Worryingly, we are seeing an even greater increase in the cost of inputs to the business sector, the ONS reported that annual business input costs had risen by 19.2% in March, the highest rate since records began. Business output prices have increased by 11.9%, highlighting a significant amount of pass through, but nonetheless the remaining 7% or so is being absorbed in margins or attempted cost reductions. The economic hardships being experienced by broad swathes of the UK working population may limit the extent to which businesses can pass on further cost increases. Basically, both the consumer and business sectors are experiencing historically significant falls in real purchasing power raising the spectre of stagflation, but not in the historical sense of wages spiralling higher given diminished unionism.
So why is the Bank of England still on a flight path to higher interest rates despite the obvious detrimental outcomes to both consumers and businesses? Nobody should envy the Monetary Policy Committee’s task in steering the UK economy through the current storm. Their 2% inflation target is so far below prevailing inflation rates that setting interest rates at an appropriate level to deliver convergence at the 2- to 3-year horizon within a standard statistical error bound is nigh on impossible. Arguably the ideal way to view the Bank’s predicament is imagining being in a tunnel where the light at the end is yet to come into view. Therefore, the Bank will continue to feel its way through the darkness with interest rate increases until it sees evidence of these supply shocks easing, genuine stress in the underlying economy (via equity and credit markets), weakness in the wage setting element of the labour market or a combination of them all.

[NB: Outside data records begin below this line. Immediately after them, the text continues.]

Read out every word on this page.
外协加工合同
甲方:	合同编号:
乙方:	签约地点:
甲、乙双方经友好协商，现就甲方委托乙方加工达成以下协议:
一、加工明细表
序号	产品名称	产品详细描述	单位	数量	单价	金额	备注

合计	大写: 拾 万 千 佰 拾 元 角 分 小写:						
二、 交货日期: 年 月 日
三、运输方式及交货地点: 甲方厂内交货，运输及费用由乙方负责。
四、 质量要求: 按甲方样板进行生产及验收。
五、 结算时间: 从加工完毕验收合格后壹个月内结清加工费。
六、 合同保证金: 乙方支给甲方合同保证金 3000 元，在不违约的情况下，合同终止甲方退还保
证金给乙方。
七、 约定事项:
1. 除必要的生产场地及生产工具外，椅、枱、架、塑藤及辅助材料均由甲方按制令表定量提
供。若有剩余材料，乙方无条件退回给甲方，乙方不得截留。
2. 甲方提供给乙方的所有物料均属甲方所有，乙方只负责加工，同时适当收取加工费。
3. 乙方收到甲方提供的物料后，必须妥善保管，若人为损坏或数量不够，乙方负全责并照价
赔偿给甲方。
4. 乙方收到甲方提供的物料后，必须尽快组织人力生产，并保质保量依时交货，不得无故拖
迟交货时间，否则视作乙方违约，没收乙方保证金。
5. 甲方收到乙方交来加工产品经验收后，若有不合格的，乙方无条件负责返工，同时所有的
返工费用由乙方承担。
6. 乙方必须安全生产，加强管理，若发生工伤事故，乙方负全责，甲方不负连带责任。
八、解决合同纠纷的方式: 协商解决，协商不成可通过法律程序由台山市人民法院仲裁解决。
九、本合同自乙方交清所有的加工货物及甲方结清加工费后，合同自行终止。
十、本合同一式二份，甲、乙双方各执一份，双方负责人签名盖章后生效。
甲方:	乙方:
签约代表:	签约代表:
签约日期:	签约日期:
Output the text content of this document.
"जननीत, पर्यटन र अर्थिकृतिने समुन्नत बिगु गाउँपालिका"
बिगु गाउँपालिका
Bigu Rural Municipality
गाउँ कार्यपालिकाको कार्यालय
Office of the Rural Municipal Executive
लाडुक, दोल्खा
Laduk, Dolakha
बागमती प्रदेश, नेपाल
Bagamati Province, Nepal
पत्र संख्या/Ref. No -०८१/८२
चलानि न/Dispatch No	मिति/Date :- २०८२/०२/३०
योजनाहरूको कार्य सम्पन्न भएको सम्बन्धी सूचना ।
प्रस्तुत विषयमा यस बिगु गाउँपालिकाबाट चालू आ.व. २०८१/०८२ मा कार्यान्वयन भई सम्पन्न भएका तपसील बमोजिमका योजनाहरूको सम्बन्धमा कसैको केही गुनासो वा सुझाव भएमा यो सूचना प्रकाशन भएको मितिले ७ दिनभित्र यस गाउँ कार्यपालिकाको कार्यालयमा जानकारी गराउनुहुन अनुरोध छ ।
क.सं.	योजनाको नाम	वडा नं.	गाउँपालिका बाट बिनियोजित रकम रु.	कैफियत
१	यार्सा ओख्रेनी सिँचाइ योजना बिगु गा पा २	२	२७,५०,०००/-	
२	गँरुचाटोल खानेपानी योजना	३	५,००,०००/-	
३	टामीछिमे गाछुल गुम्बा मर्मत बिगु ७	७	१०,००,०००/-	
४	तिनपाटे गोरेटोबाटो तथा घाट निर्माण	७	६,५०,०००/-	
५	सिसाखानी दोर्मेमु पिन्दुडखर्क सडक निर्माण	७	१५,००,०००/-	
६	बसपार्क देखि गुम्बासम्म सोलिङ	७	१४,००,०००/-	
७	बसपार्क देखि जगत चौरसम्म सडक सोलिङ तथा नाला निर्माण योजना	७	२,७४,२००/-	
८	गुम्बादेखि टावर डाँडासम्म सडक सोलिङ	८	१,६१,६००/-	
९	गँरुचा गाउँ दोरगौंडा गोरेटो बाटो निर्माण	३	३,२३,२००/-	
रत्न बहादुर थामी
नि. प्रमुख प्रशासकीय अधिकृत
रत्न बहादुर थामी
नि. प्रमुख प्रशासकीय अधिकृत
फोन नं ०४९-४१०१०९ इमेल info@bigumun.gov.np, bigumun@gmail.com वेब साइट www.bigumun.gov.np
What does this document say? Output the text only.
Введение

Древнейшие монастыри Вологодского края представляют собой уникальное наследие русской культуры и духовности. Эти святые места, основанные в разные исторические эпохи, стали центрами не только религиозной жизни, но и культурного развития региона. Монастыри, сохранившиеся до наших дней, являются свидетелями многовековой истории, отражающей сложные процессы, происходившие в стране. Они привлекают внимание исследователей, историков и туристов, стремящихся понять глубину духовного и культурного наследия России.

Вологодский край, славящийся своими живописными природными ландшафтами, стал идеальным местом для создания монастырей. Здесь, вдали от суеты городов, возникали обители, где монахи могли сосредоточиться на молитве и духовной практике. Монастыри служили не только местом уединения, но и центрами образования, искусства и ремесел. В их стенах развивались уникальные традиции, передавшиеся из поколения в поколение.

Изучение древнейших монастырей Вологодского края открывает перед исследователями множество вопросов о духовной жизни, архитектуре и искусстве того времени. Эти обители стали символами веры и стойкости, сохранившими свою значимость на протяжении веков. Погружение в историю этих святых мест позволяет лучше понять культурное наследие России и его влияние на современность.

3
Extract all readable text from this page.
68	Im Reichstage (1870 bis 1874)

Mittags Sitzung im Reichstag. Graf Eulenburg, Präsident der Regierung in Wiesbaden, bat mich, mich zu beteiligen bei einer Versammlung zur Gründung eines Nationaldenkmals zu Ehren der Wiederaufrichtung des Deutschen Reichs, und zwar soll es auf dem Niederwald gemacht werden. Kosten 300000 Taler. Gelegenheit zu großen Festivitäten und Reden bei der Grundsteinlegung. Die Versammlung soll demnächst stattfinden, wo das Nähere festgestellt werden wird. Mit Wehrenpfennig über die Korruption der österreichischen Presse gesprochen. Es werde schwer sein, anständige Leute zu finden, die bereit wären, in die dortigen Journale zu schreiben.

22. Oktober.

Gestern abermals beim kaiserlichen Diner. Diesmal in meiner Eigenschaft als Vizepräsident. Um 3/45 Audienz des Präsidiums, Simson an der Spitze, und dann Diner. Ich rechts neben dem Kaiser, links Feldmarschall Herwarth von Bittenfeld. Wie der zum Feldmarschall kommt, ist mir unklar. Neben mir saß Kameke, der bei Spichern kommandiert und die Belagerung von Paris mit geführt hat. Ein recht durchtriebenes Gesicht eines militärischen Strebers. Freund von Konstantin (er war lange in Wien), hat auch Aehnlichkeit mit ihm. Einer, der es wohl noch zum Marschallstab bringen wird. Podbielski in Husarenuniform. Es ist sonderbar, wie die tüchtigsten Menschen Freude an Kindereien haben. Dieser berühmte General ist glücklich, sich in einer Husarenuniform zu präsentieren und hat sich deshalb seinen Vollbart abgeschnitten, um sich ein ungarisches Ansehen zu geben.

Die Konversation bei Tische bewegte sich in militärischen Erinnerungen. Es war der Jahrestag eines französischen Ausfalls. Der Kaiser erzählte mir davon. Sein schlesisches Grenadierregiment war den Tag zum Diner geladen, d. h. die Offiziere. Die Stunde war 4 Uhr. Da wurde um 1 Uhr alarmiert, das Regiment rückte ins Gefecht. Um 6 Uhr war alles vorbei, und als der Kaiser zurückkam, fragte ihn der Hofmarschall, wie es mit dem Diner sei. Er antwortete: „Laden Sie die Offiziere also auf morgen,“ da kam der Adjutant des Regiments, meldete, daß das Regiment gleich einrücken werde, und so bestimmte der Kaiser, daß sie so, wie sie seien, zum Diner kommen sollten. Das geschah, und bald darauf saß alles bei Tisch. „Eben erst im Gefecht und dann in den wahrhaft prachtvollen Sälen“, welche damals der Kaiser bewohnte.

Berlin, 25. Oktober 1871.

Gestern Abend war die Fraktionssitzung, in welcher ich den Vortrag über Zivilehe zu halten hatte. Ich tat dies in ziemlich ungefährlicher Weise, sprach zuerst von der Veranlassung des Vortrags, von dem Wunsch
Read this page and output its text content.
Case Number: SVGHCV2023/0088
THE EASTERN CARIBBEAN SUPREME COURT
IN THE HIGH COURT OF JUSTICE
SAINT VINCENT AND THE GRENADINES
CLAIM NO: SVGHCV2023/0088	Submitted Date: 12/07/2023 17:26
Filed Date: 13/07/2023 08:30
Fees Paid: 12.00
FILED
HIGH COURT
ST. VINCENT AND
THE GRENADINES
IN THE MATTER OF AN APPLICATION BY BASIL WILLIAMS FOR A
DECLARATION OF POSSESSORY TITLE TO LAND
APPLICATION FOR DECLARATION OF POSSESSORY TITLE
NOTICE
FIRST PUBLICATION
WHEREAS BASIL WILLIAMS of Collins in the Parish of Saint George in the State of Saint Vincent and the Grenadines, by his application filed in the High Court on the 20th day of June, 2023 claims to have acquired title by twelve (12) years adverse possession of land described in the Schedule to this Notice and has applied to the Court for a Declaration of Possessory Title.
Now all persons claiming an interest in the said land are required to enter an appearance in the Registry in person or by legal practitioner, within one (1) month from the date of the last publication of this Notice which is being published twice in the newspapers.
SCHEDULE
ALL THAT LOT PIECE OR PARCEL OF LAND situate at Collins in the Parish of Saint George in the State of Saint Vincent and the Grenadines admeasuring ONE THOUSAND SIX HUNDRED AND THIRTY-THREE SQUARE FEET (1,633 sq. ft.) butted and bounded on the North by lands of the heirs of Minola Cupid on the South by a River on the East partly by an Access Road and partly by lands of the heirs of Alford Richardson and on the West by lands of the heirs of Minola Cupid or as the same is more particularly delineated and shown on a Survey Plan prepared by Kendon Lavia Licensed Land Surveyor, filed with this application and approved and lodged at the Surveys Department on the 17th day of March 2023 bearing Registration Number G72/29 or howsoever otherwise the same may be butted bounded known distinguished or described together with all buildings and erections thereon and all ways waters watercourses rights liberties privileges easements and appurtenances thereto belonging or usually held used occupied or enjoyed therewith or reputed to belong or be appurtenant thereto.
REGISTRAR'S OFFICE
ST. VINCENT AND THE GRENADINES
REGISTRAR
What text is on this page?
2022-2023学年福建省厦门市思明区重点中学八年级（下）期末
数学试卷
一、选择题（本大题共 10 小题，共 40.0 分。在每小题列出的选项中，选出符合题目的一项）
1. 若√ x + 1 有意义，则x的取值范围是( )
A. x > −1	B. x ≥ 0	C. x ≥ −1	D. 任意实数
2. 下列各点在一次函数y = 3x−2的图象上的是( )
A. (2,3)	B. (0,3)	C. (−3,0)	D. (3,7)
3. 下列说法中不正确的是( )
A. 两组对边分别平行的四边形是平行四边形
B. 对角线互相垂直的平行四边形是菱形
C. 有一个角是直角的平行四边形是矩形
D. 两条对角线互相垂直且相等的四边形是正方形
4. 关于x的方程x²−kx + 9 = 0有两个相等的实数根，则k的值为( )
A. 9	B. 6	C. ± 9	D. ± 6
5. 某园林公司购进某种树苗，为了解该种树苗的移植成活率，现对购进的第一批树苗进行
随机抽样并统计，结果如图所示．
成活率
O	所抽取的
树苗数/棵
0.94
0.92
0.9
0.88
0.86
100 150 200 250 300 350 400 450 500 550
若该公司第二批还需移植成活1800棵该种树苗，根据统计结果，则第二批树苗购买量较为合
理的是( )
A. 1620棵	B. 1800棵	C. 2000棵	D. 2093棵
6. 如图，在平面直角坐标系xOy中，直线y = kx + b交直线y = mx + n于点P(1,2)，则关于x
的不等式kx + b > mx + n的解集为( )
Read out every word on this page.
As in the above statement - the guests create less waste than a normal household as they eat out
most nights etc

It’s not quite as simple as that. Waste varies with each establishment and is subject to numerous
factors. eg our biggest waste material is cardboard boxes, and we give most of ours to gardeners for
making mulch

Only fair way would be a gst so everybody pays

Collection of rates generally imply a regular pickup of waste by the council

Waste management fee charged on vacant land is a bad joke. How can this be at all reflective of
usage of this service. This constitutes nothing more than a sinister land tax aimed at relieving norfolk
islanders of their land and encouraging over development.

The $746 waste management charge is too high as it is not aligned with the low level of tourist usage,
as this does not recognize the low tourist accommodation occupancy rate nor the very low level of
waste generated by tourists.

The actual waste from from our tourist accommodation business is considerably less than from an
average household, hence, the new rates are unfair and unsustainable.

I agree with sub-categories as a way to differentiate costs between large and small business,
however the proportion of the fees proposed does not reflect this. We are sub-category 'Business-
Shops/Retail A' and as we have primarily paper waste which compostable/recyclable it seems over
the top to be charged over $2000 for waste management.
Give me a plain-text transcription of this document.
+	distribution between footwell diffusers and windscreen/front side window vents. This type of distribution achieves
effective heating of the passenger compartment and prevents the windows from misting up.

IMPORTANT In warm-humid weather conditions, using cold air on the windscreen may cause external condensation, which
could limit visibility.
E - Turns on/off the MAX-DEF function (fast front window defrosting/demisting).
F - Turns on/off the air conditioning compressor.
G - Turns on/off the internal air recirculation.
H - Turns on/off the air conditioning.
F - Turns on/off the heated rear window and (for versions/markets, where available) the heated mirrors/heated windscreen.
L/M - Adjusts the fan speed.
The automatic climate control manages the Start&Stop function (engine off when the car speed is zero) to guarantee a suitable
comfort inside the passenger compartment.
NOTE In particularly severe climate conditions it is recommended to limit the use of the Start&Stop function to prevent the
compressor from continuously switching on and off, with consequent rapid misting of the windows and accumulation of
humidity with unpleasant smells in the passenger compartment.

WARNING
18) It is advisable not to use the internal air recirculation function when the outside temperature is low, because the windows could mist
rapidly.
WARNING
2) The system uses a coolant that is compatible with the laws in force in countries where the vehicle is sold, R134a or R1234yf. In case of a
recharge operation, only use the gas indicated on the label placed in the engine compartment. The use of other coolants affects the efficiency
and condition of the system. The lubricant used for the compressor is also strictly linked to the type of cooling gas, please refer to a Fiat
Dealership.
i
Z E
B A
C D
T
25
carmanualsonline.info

The market, via the 3-month SONIA futures curve, believes that interest rates will peak at 2.25% to 2.50% in the summer of next year. This is down a bit from a peak of 2.75%-3% shortly before the May 5th BOE policy meeting, when recession risks were raised in the policy statement. This still means that interest rates are expected to more than double from their current level of 1% after rising rapidly from the 0.1% emergency level late last year. It is easy to see why there are many claiming that with inflation running so hot that these expectations are nowhere near high enough whilst there are equally as many claiming that any tightening above current market expectations could send the economy into a sharp recession. Therefore, although the median expectation is for interest rates to peak between 2% and 3%, the true market uncertainty can be seen in the implied volatility of options on SONIA interest rates over the next few years (see chart below).
The implied volatility of SONIA swaptions has doubled versus historical norms (currently over 100bp per annum), meaning that the cost of uncertainty has increased. As an example, the expectation that interest rates reach 2.5% by June next year has a confidence interval range of up to 3.5% or as low as 1.5%. For borrowers who typically choose between caps and swaps to hedge their interest rate risk the decision around which product to choose is perhaps skewed towards locking in a fixed rate over a 2- to 3-year period at this juncture as the prevailing level of base rates and implied volatility makes the breakeven on caps quite expensive versus fixed rate as long as the banks don’t start increasing their credit charges (spread to mid swaps). However, careful analysis is still needed when looking to hedge over 5 years. This is because the SONIA interest rate curve begins to decline again from 2023 to 2027, and additionally the risk of a policy mistake emerging, demanding significant easing of policy, increases over the longer time frame, potentially benefitting a cap hedge over a fixed rate hedge despite the high initial costs.